「でもね、藍人くん。
なんでそれがわたしだって分かったの?

わたし、個人情報には気を遣いすぎる位、気を付けてたのに。
ツイッターの写真だって絶対顔出ししないようにしてたし、個人が特定できる情報は一切カットしてたはずだよ。

なのに、なんでわたしだって分かったの?」


私の疑問を、藍人くんは順を追って説明した。


「莉栖花さんのブログ読んで、僕すっかり莉栖花さんの……ていうかカリス姫のファンになったんです。

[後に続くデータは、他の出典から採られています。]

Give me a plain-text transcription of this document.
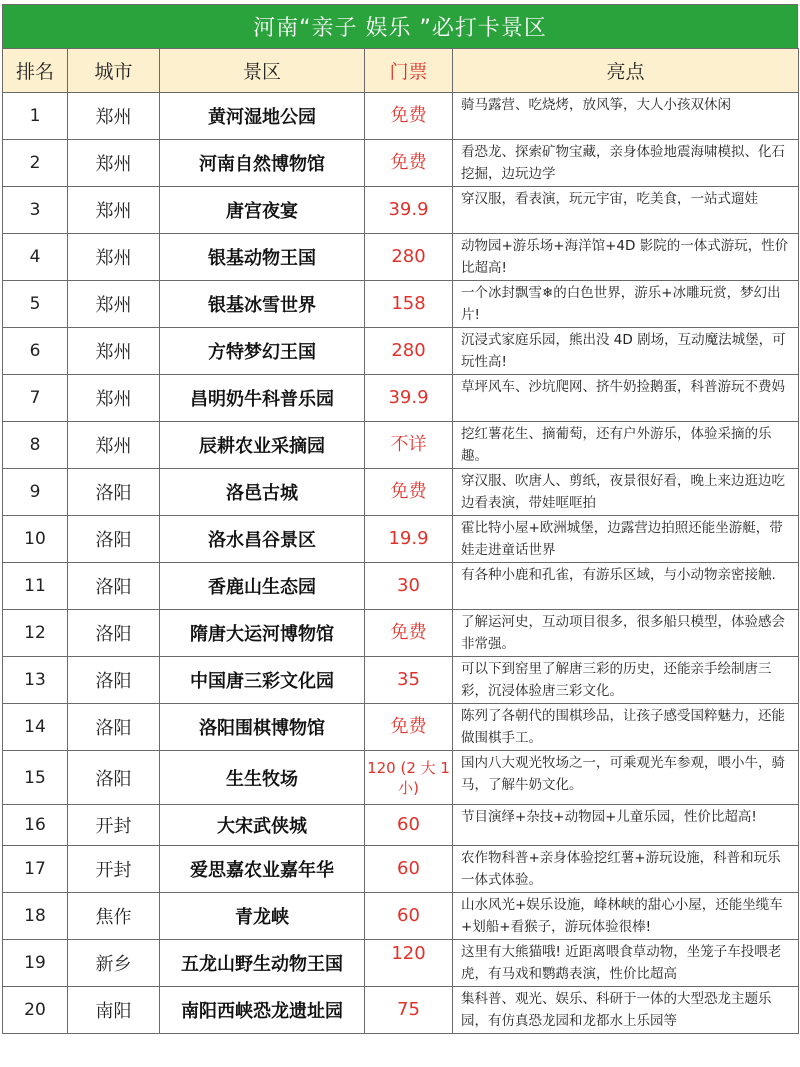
河南“亲子 娱乐 ”必打卡景区
排名	城市	景区	门票	亮点
1	郑州	黄河湿地公园	免费	骑马露营、吃烧烤，放风筝，大人小孩双休闲
2	郑州	河南自然博物馆	免费	看恐龙、探索矿物宝藏，亲身体验地震海啸模拟、化石挖掘，边玩边学
3	郑州	唐宫夜宴	39.9	穿汉服，看表演，玩元宇宙，吃美食，一站式遛娃
4	郑州	银基动物王国	280	动物园+游乐场+海洋馆+4D 影院的一体式游玩，性价比超高!
5	郑州	银基冰雪世界	158	一个冰封飘雪❄的白色世界，游乐+冰雕玩赏，梦幻出片!
6	郑州	方特梦幻王国	280	沉浸式家庭乐园，熊出没 4D 剧场，互动魔法城堡，可玩性高!
7	郑州	昌明奶牛科普乐园	39.9	草坪风车、沙坑爬网、挤牛奶捡鹅蛋，科普游玩不费妈
8	郑州	辰耕农业采摘园	不详	挖红薯花生、摘葡萄，还有户外游乐，体验采摘的乐趣。
9	洛阳	洛邑古城	免费	穿汉服、吹唐人、剪纸，夜景很好看，晚上来边逛边吃边看表演，带娃哐哐拍
10	洛阳	洛水昌谷景区	19.9	霍比特小屋+欧洲城堡，边露营边拍照还能坐游艇，带娃走进童话世界
11	洛阳	香鹿山生态园	30	有各种小鹿和孔雀，有游乐区域，与小动物亲密接触.
12	洛阳	隋唐大运河博物馆	免费	了解运河史，互动项目很多，很多船只模型，体验感会非常强。
13	洛阳	中国唐三彩文化园	35	可以下到窑里了解唐三彩的历史，还能亲手绘制唐三彩，沉浸体验唐三彩文化。
14	洛阳	洛阳围棋博物馆	免费	陈列了各朝代的围棋珍品，让孩子感受国粹魅力，还能做围棋手工。
15	洛阳	生生牧场	120 (2 大 1 小)	国内八大观光牧场之一，可乘观光车参观，喂小牛，骑马，了解牛奶文化。
16	开封	大宋武侠城	60	节目演绎+杂技+动物园+儿童乐园，性价比超高!
17	开封	爱思嘉农业嘉年华	60	农作物科普+亲身体验挖红薯+游玩设施，科普和玩乐一体式体验。
18	焦作	青龙峡	60	山水风光+娱乐设施，峰林峡的甜心小屋，还能坐缆车+划船+看猴子，游玩体验很棒!
19	新乡	五龙山野生动物王国	120	这里有大熊猫哦! 近距离喂食草动物，坐笼子车投喂老虎，有马戏和鹦鹉表演，性价比超高
20	南阳	南阳西峡恐龙遗址园	75	集科普、观光、娱乐、科研于一体的大型恐龙主题乐园，有仿真恐龙园和龙都水上乐园等
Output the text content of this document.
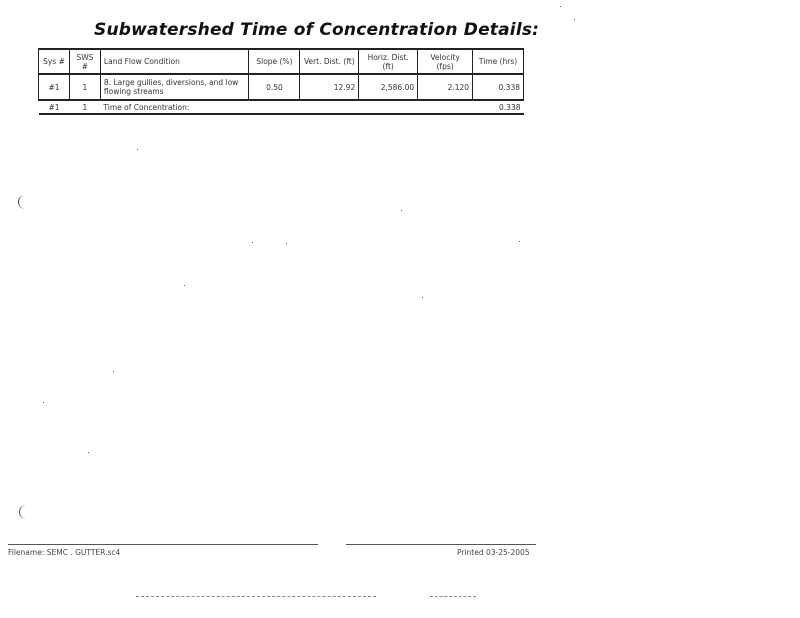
Subwatershed Time of Concentration Details:
Sys #	SWS #	Land Flow Condition	Slope (%)	Vert. Dist. (ft)	Horiz. Dist. (ft)	Velocity (fps)	Time (hrs)
#1	1	8. Large gullies, diversions, and low flowing streams	0.50	12.92	2,586.00	2.120	0.338
#1	1	Time of Concentration:					0.338
Filename: SEMC . GUTTER.sc4	Printed 03-25-2005
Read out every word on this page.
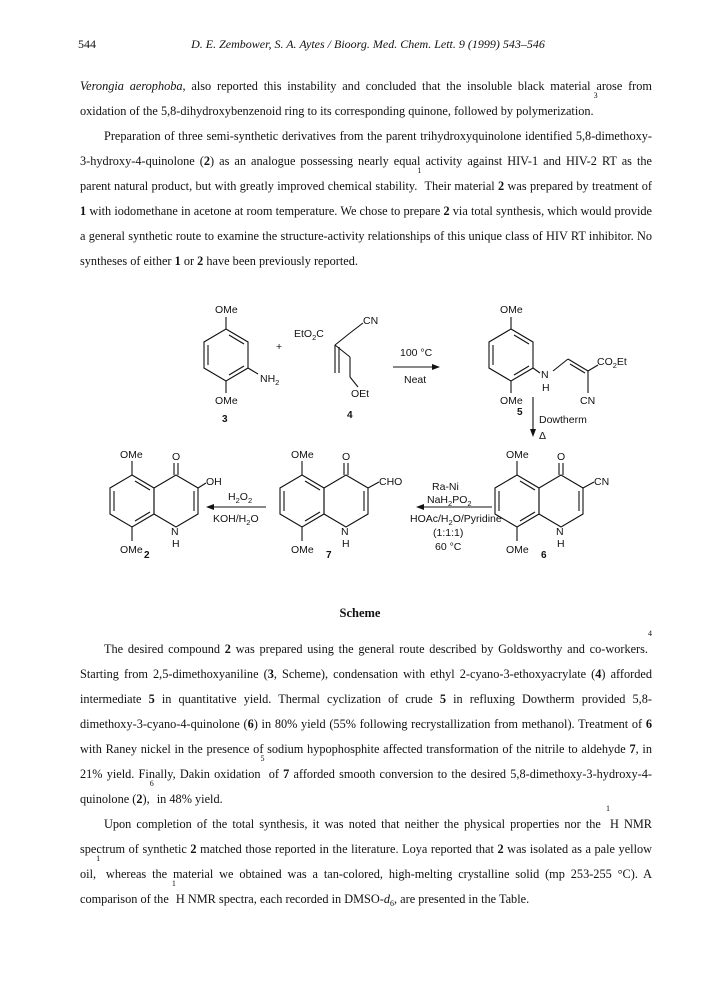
544	D. E. Zembower, S. A. Aytes / Bioorg. Med. Chem. Lett. 9 (1999) 543–546

Verongia aerophoba, also reported this instability and concluded that the insoluble black material arose from oxidation of the 5,8-dihydroxybenzenoid ring to its corresponding quinone, followed by polymerization.$^3$

Preparation of three semi-synthetic derivatives from the parent trihydroxyquinolone identified 5,8-dimethoxy-3-hydroxy-4-quinolone (2) as an analogue possessing nearly equal activity against HIV-1 and HIV-2 RT as the parent natural product, but with greatly improved chemical stability.$^1$ Their material 2 was prepared by treatment of 1 with iodomethane in acetone at room temperature. We chose to prepare 2 via total synthesis, which would provide a general synthetic route to examine the structure-activity relationships of this unique class of HIV RT inhibitor. No syntheses of either 1 or 2 have been previously reported.

OMe
OMe
$NH_2$
3
+
EtO$_2$C
CN
OEt
4
100 °C
Neat
OMe
OMe
N
H
$CO_2Et$
CN
5
Dowtherm
Δ
OMe	O
CN
N
H
OMe 6
Ra-Ni
$NaH_2PO_2$
HOAc/$H_2O$/Pyridine
(1:1:1)
60 °C
OMe	O
CHO
N
H
OMe 7
$H_2O_2$
KOH/$H_2O$
OMe	O
OH
N
H
OMe 2
Scheme

The desired compound 2 was prepared using the general route described by Goldsworthy and co-workers.$^4$ Starting from 2,5-dimethoxyaniline (3, Scheme), condensation with ethyl 2-cyano-3-ethoxyacrylate (4) afforded intermediate 5 in quantitative yield. Thermal cyclization of crude 5 in refluxing Dowtherm provided 5,8-dimethoxy-3-cyano-4-quinolone (6) in 80% yield (55% following recrystallization from methanol). Treatment of 6 with Raney nickel in the presence of sodium hypophosphite affected transformation of the nitrile to aldehyde 7, in 21% yield. Finally, Dakin oxidation$^5$ of 7 afforded smooth conversion to the desired 5,8-dimethoxy-3-hydroxy-4-quinolone (2),$^6$ in 48% yield.

Upon completion of the total synthesis, it was noted that neither the physical properties nor the $^1$H NMR spectrum of synthetic 2 matched those reported in the literature. Loya reported that 2 was isolated as a pale yellow oil,$^1$ whereas the material we obtained was a tan-colored, high-melting crystalline solid (mp 253-255 °C). A comparison of the $^1$H NMR spectra, each recorded in DMSO-$d_6$, are presented in the Table.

動画も発見して見尽くして、ツイッターも毎日チェックして……

でもね、リアルで会うなんて絶対無理だってことは分かってたんです。
だって、この広い日本ですよ。
どこに住んでるかも分からないし、何してる人かも……、もっと言えば男か女かも分からないし。

だから、僕はカリス姫のブログや動画を見れればそれで幸せだったんです。
僕にとっては芸能人みたいなもんで……
憧れててて、どんな子かなーって想像してるだけで幸せだったんです。

それが、それがですよ!!」


急に大きくなった藍人くんの声に、ギョッとした。


「藍人くん、ちょっと声おっきい」


「ある日……中3の9月。

いつも通りカリス姫のツイッター見てたら、まっ、はっきりは分かんないけど修学旅行中みたいな書き込みしてて。

沖縄なのかなーって、想像しながら見てたら『泊まったホテルで友達が食中毒になったみたいだ』って書いてあったんです。
へー、そんなことあるんだなーって思いながらテレビつけたら、丁度ニュースで……地方版のニュースで、地元の高校が修学旅行中に集団食中毒にあったって報道されてたんですよ。
僕もう、驚いちゃって。
すごくないですか?」


興奮し自分の世界で話し続ける藍人くんを私はもう一度、制した。


「藍人くん、ちょっと落ちついて。
声のボリューム抑えて」


けれども私の声は耳に入らないらしく、藍人くんの声は興奮が冷めない。